25th Sunday Year C (Gospel: Luke 16:1-13) Responsibility

In my hometown a few years ago a man took his own life as sadly often happens.  He was a great family man, involved in his local parish, well known and respected and he had also become very wealthy.  Everyone was shocked.  After his death it was discovered that he had got much of his wealth through fraud and it was about to come to light.  It seems he couldn’t face it and he took his own life.  A terrible tragedy that no one would want to happen.

One of my sisters in-law, Claire, used to work as a stenographer (one of the people in court who records every word spoken in each case).  She witnessed many court cases and I remember her saying that many of the cases of fraud and corruption, especially on a large scale, become so complicated that no one can follow them and they eventually get rejected.  It seems that the bigger the crime the more likely you are to get away with it.  One of the judges said to her one time, ‘If you want to get away with a crime, don’t steal something from Dunnes Stores (Walmart equivalent in the US), steal  Dunnes Stores itself!’

We are used to hearing many stories of corruption and it is always so frustrating because there is usually little or nothing we can do about it.  The world economic crash came about because of greed and dishonesty.  The prophet Amos refers to the same problem in the first reading, which was written about 800 years before Christ.  Humanity doesnt change.  However, the good thing is that everyone will be held accountable when they come before God and why I say that is good news is that even if people get away with corruption now, they will not get away with it when they come before God.  We will all be held accountable for our actions.

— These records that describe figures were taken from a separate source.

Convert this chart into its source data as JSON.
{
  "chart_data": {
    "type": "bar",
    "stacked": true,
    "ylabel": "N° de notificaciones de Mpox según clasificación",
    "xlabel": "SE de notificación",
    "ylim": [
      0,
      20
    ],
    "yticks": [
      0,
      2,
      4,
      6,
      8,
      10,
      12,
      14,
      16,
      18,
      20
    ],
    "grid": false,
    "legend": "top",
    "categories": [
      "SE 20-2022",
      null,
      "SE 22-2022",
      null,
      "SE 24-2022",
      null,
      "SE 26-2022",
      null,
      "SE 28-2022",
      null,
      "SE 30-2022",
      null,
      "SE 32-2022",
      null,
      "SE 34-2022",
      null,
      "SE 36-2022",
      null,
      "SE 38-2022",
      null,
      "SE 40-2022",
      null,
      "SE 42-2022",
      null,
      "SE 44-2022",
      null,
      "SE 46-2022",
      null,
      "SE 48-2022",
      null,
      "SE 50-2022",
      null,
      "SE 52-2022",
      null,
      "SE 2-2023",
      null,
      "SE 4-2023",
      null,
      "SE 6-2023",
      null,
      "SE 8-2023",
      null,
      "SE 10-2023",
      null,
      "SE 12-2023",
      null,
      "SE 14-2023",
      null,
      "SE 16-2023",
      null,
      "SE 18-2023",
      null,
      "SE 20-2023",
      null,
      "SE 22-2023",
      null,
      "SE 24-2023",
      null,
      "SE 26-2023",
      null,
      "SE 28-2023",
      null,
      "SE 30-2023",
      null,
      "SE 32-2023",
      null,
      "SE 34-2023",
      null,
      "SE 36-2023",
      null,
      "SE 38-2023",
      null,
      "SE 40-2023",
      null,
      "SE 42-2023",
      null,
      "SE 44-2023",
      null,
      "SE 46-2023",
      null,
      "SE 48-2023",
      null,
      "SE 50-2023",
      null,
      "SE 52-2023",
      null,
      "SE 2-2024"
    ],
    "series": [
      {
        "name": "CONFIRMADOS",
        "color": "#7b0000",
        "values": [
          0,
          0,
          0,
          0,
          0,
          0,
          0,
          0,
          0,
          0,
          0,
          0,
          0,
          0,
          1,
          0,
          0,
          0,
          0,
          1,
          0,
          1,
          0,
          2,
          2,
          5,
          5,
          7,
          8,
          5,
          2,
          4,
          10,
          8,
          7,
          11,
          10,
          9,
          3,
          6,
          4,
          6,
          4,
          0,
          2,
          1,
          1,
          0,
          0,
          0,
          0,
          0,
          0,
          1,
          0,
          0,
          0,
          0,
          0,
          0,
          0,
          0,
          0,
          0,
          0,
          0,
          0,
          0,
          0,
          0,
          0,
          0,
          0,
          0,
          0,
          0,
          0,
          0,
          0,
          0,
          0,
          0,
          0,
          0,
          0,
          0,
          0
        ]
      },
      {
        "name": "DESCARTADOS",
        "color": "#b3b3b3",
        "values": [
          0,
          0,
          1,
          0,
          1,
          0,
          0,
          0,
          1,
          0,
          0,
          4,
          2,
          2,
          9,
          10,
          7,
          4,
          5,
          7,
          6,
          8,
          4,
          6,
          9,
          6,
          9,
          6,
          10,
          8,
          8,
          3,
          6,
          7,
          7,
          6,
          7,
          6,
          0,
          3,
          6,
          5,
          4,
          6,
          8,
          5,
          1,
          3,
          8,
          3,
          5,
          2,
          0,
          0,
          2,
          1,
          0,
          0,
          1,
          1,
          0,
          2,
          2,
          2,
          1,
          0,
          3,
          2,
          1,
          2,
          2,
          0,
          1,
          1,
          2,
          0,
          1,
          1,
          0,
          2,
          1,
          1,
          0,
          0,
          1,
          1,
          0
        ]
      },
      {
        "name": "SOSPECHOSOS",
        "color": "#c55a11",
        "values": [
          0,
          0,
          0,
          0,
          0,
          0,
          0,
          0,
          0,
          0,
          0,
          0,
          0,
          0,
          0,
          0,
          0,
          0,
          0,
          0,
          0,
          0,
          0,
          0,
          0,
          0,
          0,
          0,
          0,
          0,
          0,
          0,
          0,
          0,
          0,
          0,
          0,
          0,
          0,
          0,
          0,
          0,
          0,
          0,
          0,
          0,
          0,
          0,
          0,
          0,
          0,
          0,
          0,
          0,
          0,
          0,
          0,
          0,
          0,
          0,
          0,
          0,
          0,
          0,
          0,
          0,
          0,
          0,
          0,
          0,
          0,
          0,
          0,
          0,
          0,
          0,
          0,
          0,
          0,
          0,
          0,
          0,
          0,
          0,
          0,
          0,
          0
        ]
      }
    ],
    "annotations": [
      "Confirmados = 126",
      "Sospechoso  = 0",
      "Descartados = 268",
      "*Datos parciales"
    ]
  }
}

There is nothing wrong with having wealth, so long as we realize that we have a responsibility to use it properly.  I have often heard it said from people who have done very well, ‘I worked hard for my money!’  No doubt they did, but the poor work hard too, but their circumstances are different from the beginning and they are often trapped at the bottom.  If we have done well, thank God for it, but remember who gave us the opportunities, the health, the education, the ability, the intelligence?  Everything is a gift from God.  If God has blessed us in this way it means that we also have a responsibility to use it well.  Perhaps the Lord gave you money specifically to help people in various situations, but that is where we must be careful to do just that.  Money is a very useful thing, but it is only a tool which we can use for good or evil.  As Christians who try and follow the way of the Lord we must be especially careful that we do not become slaves to money, or see money as an end in itself.  It is a tool and we must use it wisely and this applies to me as a priest as much as everyone else.  People are very generous to us priests and I have to be careful that I don’t just line my pockets instead of making good use of it.  I too will be accountable before God.

If we are living in great luxury it probably means that others are doing without.  Usually when couples have families they are more pressed for cash as they try and provide for their children.  But then later on when children have grown up, you may find you have you have more surplus and that is when we must remember to try and provide for the next generation and those around us, as others did for us.

Wealth (if we have wealth) and talents have been entrusted to us for a reason, it is up to us to use it well.